Auilla ditunjuk menjadi model poster Festival Bulan Bahasa, itu sudah biasa. Ia memang tergabung dalam tim Saintama Broadcast Channel atau Saint-BC yang tugasnya adalah meramaikan akun media sosial sekolah dengan konten-konten menarik berupa video atau poster kreatif yang di dalamnya membutuhkan bantuan seorang model yang memiliki visual mendukung. Auilla tidak mempermasalahkan itu sama sekali. Yang jadi masalah sekarang adalah dia terpilih menjadi Face Of The School yang biasanya ditugaskan kepada Student Of The Year---peraih nilai tertinggi semester sebelumnya. Gabriel selalu menempati posisi itu dan fotonya selalu terpampang di setiap sudut sekolah bahkan billboard dan megatron di jalan raya. Itulah kenapa berita menghilangnya gadis itu langsung menjadi perbincangan masyarakat luas, karena wajah familier yang selalu mereka lihat di jalanan tiba-tiba muncul hampir di seluruh stasiun televisi nasional.

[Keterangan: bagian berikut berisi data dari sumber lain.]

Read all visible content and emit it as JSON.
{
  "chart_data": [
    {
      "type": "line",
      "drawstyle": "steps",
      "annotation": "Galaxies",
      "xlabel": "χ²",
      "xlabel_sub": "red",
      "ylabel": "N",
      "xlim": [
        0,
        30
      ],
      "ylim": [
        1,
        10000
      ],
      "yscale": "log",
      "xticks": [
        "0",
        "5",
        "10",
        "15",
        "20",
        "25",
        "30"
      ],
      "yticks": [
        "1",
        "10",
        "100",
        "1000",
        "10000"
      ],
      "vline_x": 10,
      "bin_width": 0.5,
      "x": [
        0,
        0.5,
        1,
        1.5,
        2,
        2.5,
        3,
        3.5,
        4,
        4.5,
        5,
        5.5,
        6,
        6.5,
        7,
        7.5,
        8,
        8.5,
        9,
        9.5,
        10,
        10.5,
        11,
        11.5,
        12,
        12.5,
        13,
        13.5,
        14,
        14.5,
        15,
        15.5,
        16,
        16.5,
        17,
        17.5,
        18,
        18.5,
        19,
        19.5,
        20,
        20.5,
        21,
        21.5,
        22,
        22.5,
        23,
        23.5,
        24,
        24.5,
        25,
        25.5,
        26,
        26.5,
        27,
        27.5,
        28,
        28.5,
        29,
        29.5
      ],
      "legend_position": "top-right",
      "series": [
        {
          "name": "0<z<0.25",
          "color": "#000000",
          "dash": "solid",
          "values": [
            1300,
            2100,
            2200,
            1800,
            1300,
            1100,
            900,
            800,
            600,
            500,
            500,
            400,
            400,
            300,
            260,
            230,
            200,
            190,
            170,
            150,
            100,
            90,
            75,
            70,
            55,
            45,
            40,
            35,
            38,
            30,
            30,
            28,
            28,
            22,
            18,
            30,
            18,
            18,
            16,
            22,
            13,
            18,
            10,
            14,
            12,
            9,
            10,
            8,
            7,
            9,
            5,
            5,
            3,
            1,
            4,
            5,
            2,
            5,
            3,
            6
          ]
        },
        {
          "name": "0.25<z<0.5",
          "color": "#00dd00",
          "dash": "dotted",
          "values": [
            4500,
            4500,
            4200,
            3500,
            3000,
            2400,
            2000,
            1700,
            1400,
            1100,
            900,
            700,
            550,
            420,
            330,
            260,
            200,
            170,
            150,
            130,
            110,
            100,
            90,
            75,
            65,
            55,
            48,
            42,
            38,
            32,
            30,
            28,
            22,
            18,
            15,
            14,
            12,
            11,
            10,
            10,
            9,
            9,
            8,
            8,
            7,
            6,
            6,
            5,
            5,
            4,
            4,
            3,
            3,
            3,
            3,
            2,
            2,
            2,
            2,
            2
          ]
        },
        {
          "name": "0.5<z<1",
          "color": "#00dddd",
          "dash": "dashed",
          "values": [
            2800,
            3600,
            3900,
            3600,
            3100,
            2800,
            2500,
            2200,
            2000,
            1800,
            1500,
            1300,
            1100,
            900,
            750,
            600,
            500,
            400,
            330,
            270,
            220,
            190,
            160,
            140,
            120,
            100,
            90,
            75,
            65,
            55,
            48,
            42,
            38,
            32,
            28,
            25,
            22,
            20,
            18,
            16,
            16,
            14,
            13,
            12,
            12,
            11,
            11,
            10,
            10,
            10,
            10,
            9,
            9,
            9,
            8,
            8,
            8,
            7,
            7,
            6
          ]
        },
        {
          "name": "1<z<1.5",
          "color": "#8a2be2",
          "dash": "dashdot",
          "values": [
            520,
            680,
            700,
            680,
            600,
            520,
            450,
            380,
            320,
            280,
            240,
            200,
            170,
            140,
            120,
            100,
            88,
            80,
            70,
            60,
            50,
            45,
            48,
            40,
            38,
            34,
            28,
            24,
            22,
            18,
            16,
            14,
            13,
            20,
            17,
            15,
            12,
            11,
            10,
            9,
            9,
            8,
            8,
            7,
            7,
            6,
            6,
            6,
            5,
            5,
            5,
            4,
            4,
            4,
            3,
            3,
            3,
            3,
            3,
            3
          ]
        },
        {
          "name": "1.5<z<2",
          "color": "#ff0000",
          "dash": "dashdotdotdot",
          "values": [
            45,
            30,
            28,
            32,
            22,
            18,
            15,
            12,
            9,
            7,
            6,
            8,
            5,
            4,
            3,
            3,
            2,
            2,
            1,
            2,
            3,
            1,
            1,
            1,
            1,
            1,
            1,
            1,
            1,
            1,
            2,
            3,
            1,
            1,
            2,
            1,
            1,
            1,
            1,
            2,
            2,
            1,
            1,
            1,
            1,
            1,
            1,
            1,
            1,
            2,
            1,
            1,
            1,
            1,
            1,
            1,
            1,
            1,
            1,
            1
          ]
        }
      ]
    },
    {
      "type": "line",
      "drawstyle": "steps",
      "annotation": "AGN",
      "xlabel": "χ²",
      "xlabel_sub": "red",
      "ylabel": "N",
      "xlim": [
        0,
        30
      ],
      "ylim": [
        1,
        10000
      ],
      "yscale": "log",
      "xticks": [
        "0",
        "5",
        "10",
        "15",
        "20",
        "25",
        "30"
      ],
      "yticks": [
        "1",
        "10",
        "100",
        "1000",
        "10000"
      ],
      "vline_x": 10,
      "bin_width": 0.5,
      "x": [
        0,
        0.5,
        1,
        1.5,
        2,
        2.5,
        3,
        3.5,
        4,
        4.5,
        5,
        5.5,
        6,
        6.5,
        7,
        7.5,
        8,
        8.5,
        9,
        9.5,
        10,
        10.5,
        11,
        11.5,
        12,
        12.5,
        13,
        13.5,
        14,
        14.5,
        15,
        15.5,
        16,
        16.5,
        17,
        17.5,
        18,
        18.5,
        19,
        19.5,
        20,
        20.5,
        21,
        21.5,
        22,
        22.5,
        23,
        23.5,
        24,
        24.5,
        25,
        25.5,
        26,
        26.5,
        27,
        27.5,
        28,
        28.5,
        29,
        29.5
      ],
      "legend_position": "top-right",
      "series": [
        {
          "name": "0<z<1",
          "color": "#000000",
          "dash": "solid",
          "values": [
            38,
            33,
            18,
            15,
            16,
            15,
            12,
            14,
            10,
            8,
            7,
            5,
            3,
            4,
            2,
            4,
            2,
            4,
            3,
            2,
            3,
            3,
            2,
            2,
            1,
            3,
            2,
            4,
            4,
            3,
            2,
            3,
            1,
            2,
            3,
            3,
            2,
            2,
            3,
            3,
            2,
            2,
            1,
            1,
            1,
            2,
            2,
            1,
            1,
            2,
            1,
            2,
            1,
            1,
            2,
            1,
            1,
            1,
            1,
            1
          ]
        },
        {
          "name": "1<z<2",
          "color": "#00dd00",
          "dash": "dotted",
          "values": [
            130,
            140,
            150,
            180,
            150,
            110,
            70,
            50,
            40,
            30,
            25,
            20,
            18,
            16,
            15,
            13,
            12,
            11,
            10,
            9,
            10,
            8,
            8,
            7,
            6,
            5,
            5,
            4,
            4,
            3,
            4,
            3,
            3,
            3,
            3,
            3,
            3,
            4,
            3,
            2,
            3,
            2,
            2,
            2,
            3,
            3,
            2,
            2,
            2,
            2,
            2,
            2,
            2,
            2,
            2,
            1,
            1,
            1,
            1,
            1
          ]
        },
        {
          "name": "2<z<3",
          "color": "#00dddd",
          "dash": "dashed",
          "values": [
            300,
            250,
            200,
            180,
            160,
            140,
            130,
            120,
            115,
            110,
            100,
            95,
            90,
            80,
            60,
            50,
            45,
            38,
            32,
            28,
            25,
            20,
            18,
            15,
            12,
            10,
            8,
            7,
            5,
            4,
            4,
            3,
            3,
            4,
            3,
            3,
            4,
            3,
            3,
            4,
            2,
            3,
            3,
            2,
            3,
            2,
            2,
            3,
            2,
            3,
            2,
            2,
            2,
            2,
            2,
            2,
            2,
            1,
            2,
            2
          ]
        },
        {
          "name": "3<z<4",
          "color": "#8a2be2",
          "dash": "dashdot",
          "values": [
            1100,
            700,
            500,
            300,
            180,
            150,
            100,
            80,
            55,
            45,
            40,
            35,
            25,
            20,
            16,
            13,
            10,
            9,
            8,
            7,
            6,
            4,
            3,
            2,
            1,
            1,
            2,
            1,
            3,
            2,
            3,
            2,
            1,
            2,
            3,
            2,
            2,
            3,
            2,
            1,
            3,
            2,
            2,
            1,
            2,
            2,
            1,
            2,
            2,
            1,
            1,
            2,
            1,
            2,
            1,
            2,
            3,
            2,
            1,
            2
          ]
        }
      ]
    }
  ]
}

"Kenapa bukan Quinn, sih?" tanyanya entah ditujukan kepada orang lain atau hanya untuk dirinya sendiri.
Nael yang saat itu menjadi satu-satunya manusia lain di studio Saintama langsung mengangkat kepala, melihat kekasihnya yang uring-uringan sejak mendapat e-mail pemberitahuan dari pihak sekolah yang ditandatangani langsung oleh Mr. Joseph---yang itu artinya perintah tersebut bersifat mutlak dan tak dapat diganggu gugat. "Quinn mungkin nolak karena keluarganya masih belum bisa move on sama kepergian G. Dia gak mungkin tega gantiin posisinya di billboard."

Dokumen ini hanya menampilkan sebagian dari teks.